Context:
- I want to run an apache crunch job on AWS EMR
- this job is part of a pipeline of oozie java actions and oozie subworkflows (this particular job is part of a subworkflow). In oozie we have a main workflow and inside this workflow we have multiple java actions (which specify the entry, the java class that it should run) and one subworkflow ( which contains multiple java actions.
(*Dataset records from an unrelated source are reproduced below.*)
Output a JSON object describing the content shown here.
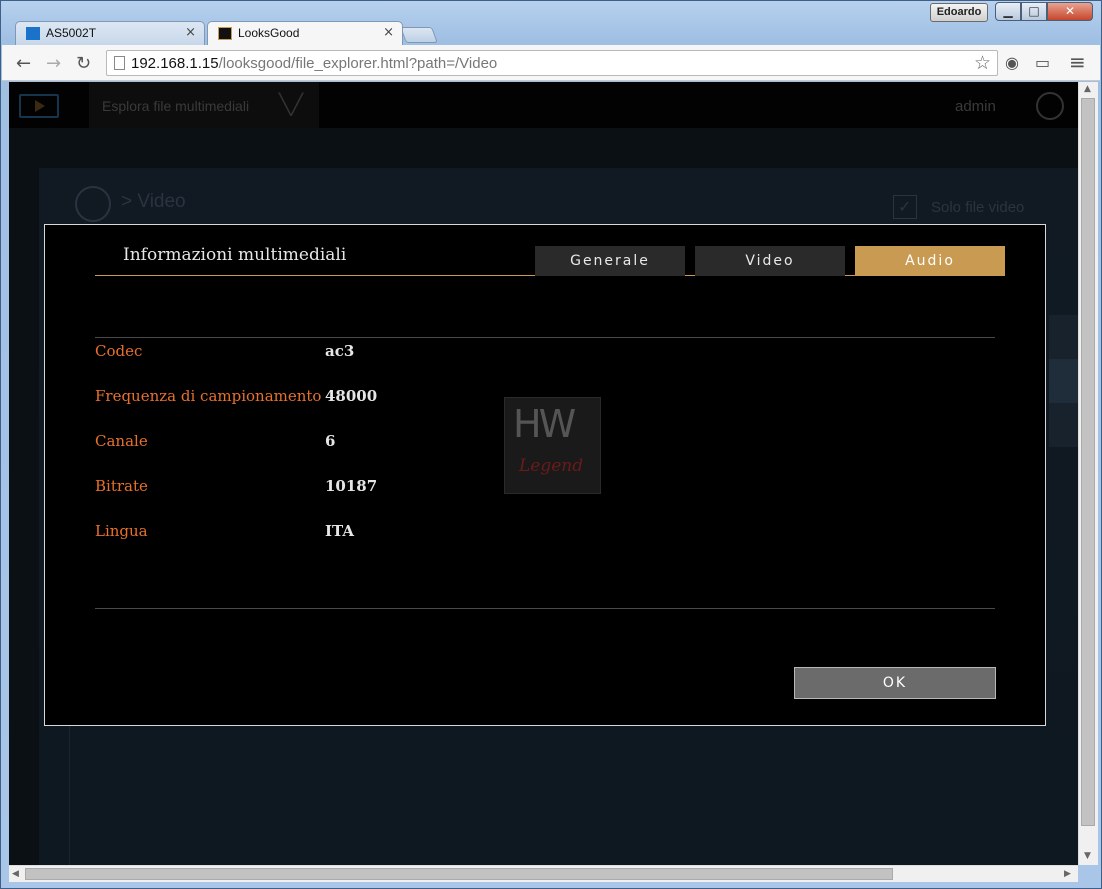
{
  "window": {
    "user_badge": "Edoardo",
    "min": "▁",
    "max": "□",
    "close": "✕"
  },
  "tabs": [
    {
      "title": "AS5002T",
      "close": "×"
    },
    {
      "title": "LooksGood",
      "close": "×"
    }
  ],
  "toolbar": {
    "back": "←",
    "forward": "→",
    "reload": "↻",
    "url_host": "192.168.1.15",
    "url_path": "/looksgood/file_explorer.html?path=/Video",
    "star": "☆",
    "extension": "◉",
    "cast": "▭",
    "menu": "≡"
  },
  "app": {
    "nav_label": "Esplora file multimediali",
    "nav_chevron": "╲╱",
    "user": "admin",
    "breadcrumb": "> Video",
    "video_only_label": "Solo file video",
    "check_mark": "✓"
  },
  "modal": {
    "title": "Informazioni multimediali",
    "tabs": [
      {
        "label": "Generale"
      },
      {
        "label": "Video"
      },
      {
        "label": "Audio"
      }
    ],
    "active_tab": "Audio",
    "rows": [
      {
        "key": "Codec",
        "value": "ac3"
      },
      {
        "key": "Frequenza di campionamento",
        "value": "48000"
      },
      {
        "key": "Canale",
        "value": "6"
      },
      {
        "key": "Bitrate",
        "value": "10187"
      },
      {
        "key": "Lingua",
        "value": "ITA"
      }
    ],
    "ok_label": "OK",
    "watermark_top": "HW",
    "watermark_bottom": "Legend"
  },
  "colors": {
    "accent": "#c99a52",
    "key_text": "#e8702a"
  }
}
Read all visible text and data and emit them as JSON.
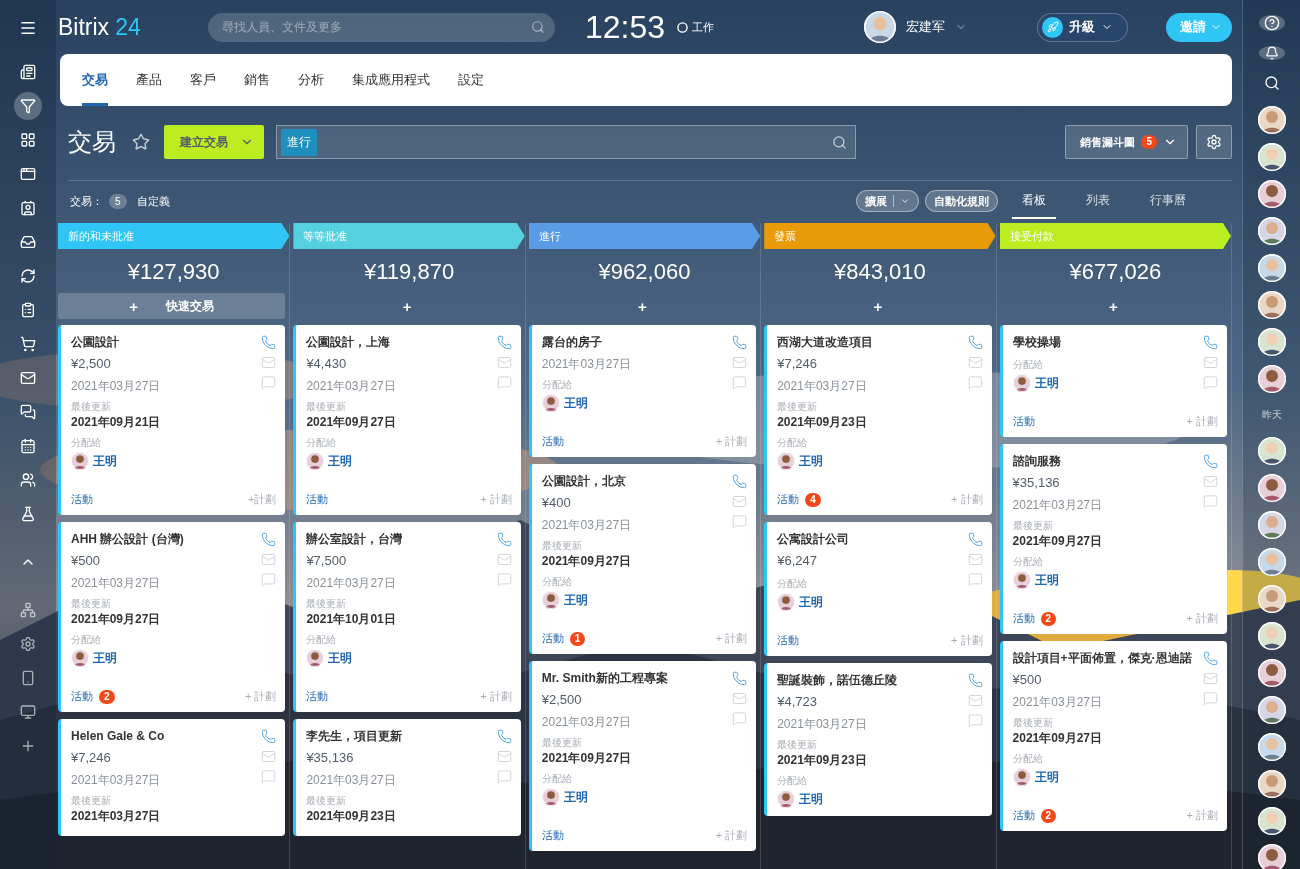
{
  "app": {
    "logo_name": "Bitrix",
    "logo_number": "24",
    "search_placeholder": "尋找人員、文件及更多",
    "time": "12:53",
    "work_status": "工作",
    "user_name": "宏建军",
    "upgrade": "升級",
    "invite": "邀請"
  },
  "left_sidebar": {
    "items": [
      {
        "kind": "feed",
        "selected": false
      },
      {
        "kind": "crm",
        "selected": true
      },
      {
        "kind": "apps",
        "selected": false
      },
      {
        "kind": "sites",
        "selected": false
      },
      {
        "kind": "contacts",
        "selected": false
      },
      {
        "kind": "drive",
        "selected": false
      },
      {
        "kind": "sync",
        "selected": false
      },
      {
        "kind": "tasks",
        "selected": false
      },
      {
        "kind": "shop",
        "selected": false
      },
      {
        "kind": "mail",
        "selected": false
      },
      {
        "kind": "chat",
        "selected": false
      },
      {
        "kind": "calendar",
        "selected": false
      },
      {
        "kind": "groups",
        "selected": false
      },
      {
        "kind": "lab",
        "selected": false
      },
      {
        "kind": "collapse",
        "selected": false
      },
      {
        "kind": "network",
        "selected": false
      },
      {
        "kind": "settings",
        "selected": false
      },
      {
        "kind": "mobile",
        "selected": false
      },
      {
        "kind": "desktop",
        "selected": false
      },
      {
        "kind": "add",
        "selected": false
      }
    ]
  },
  "nav_tabs": [
    {
      "label": "交易",
      "selected": true
    },
    {
      "label": "產品",
      "selected": false
    },
    {
      "label": "客戶",
      "selected": false
    },
    {
      "label": "銷售",
      "selected": false
    },
    {
      "label": "分析",
      "selected": false
    },
    {
      "label": "集成應用程式",
      "selected": false
    },
    {
      "label": "設定",
      "selected": false
    }
  ],
  "toolbar": {
    "title": "交易",
    "create_button": "建立交易",
    "filter_tag": "進行",
    "pipeline_button": "銷售漏斗圖",
    "pipeline_count": "5"
  },
  "summary": {
    "label": "交易：",
    "count": "5",
    "custom": "自定義"
  },
  "view_controls": {
    "extend": "擴展",
    "automation": "自動化規則",
    "views": [
      {
        "label": "看板",
        "selected": true
      },
      {
        "label": "列表",
        "selected": false
      },
      {
        "label": "行事曆",
        "selected": false
      }
    ]
  },
  "columns": [
    {
      "title": "新的和未批准",
      "color": "#2fc6f6",
      "total": "¥127,930",
      "quick_add": "+",
      "quick_label": "快速交易",
      "cards": [
        {
          "title": "公園設計",
          "amount": "¥2,500",
          "created": "2021年03月27日",
          "updated_label": "最後更新",
          "updated": "2021年09月21日",
          "assign_label": "分配給",
          "assignee": "王明",
          "activity": "活動",
          "plan": "+計劃"
        },
        {
          "title": "AHH 辦公設計 (台灣)",
          "amount": "¥500",
          "created": "2021年03月27日",
          "updated_label": "最後更新",
          "updated": "2021年09月27日",
          "assign_label": "分配給",
          "assignee": "王明",
          "activity": "活動",
          "activity_count": "2",
          "plan": "+ 計劃"
        },
        {
          "title": "Helen Gale & Co",
          "amount": "¥7,246",
          "created": "2021年03月27日",
          "updated_label": "最後更新",
          "updated": "2021年03月27日"
        }
      ]
    },
    {
      "title": "等等批准",
      "color": "#55d0e0",
      "total": "¥119,870",
      "quick_add": "+",
      "cards": [
        {
          "title": "公園設計，上海",
          "amount": "¥4,430",
          "created": "2021年03月27日",
          "updated_label": "最後更新",
          "updated": "2021年09月27日",
          "assign_label": "分配給",
          "assignee": "王明",
          "activity": "活動",
          "plan": "+ 計劃"
        },
        {
          "title": "辦公室設計，台灣",
          "amount": "¥7,500",
          "created": "2021年03月27日",
          "updated_label": "最後更新",
          "updated": "2021年10月01日",
          "assign_label": "分配給",
          "assignee": "王明",
          "activity": "活動",
          "plan": "+ 計劃"
        },
        {
          "title": "李先生，項目更新",
          "amount": "¥35,136",
          "created": "2021年03月27日",
          "updated_label": "最後更新",
          "updated": "2021年09月23日"
        }
      ]
    },
    {
      "title": "進行",
      "color": "#5a9be6",
      "total": "¥962,060",
      "quick_add": "+",
      "cards": [
        {
          "title": "露台的房子",
          "created": "2021年03月27日",
          "assign_label": "分配給",
          "assignee": "王明",
          "activity": "活動",
          "plan": "+ 計劃"
        },
        {
          "title": "公園設計，北京",
          "amount": "¥400",
          "created": "2021年03月27日",
          "updated_label": "最後更新",
          "updated": "2021年09月27日",
          "assign_label": "分配給",
          "assignee": "王明",
          "activity": "活動",
          "activity_count": "1",
          "plan": "+ 計劃"
        },
        {
          "title": "Mr. Smith新的工程專案",
          "amount": "¥2,500",
          "created": "2021年03月27日",
          "updated_label": "最後更新",
          "updated": "2021年09月27日",
          "assign_label": "分配給",
          "assignee": "王明",
          "activity": "活動",
          "plan": "+ 計劃"
        }
      ]
    },
    {
      "title": "發票",
      "color": "#e89b06",
      "total": "¥843,010",
      "quick_add": "+",
      "cards": [
        {
          "title": "西湖大道改造項目",
          "amount": "¥7,246",
          "created": "2021年03月27日",
          "updated_label": "最後更新",
          "updated": "2021年09月23日",
          "assign_label": "分配給",
          "assignee": "王明",
          "activity": "活動",
          "activity_count": "4",
          "plan": "+ 計劃"
        },
        {
          "title": "公寓設計公司",
          "amount": "¥6,247",
          "assign_label": "分配給",
          "assignee": "王明",
          "activity": "活動",
          "plan": "+ 計劃"
        },
        {
          "title": "聖誕裝飾，諾伍德丘陵",
          "amount": "¥4,723",
          "created": "2021年03月27日",
          "updated_label": "最後更新",
          "updated": "2021年09月23日",
          "assign_label": "分配給",
          "assignee": "王明"
        }
      ]
    },
    {
      "title": "接受付款",
      "color": "#bbed21",
      "total": "¥677,026",
      "quick_add": "+",
      "cards": [
        {
          "title": "學校操場",
          "assign_label": "分配給",
          "assignee": "王明",
          "activity": "活動",
          "plan": "+ 計劃"
        },
        {
          "title": "諮詢服務",
          "amount": "¥35,136",
          "created": "2021年03月27日",
          "updated_label": "最後更新",
          "updated": "2021年09月27日",
          "assign_label": "分配給",
          "assignee": "王明",
          "activity": "活動",
          "activity_count": "2",
          "plan": "+ 計劃"
        },
        {
          "title": "設計項目+平面佈置，傑克·恩迪諾",
          "amount": "¥500",
          "created": "2021年03月27日",
          "updated_label": "最後更新",
          "updated": "2021年09月27日",
          "assign_label": "分配給",
          "assignee": "王明",
          "activity": "活動",
          "activity_count": "2",
          "plan": "+ 計劃"
        }
      ]
    }
  ],
  "right_sidebar": {
    "section_label": "昨天"
  }
}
One of the java actions has our job driver class).
- this job is reading some data from HDFS and writes to HDFS (reads the data in a PCollection -> does some processing on it -> writes the PCollection to HDFS.
Issue:
- the PCollection is not written to hdfs (although we do a PCollection.write we can't see anything on HDFS, but the _SUCCESS file is generated in that directory).
Things I've seen:
- I've created a dummy method which takes a PCollection (generated of 3 strings), did a map on it (change all the letters to uppercase) and then wrote the resulting PCollection on HDFS. I added this piece of code in the subworkflow java action (the one that contains the job that does not write to HDFS) and in a top level java action (by top level java action I mean actions that are under the main workflow). In the subworkflow I have the same issue, the result is not written in HDFS, but on the top level Java Action it writes the dummy output and I can see the file written in HDFS).
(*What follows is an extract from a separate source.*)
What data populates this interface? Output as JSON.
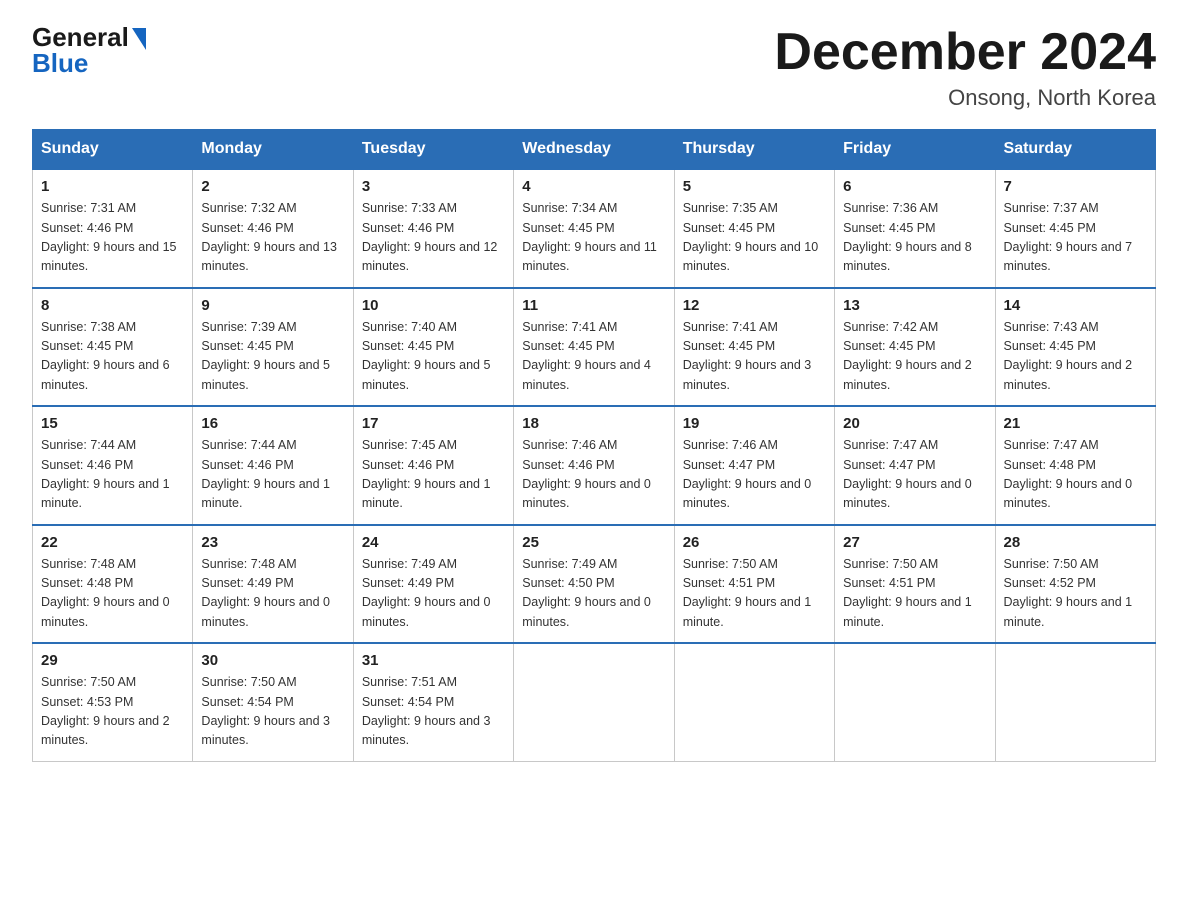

Exemple of oozie pipeline:
- Main Workflow
-
Java_Action_1 (which points to a java class that is being run) -
Java_Action_2 (which points to a java class that is being run) -
Java_Action_3 (which points to a java class that is being run) -
Subworkflow_1 (has a fork and join step, seen it in the Oozie UI) -
Java_Action_1_in_subworkflow (which points to a java class that is being run) -> job that is not writing to HDFS -
Java_Action_1_in_subworkflow (which points to a java class that is being run) -
Java_Action_4 (which points to a java class that is being run) -
Java_Action_5 (which points to a java class that is being run) -
etc.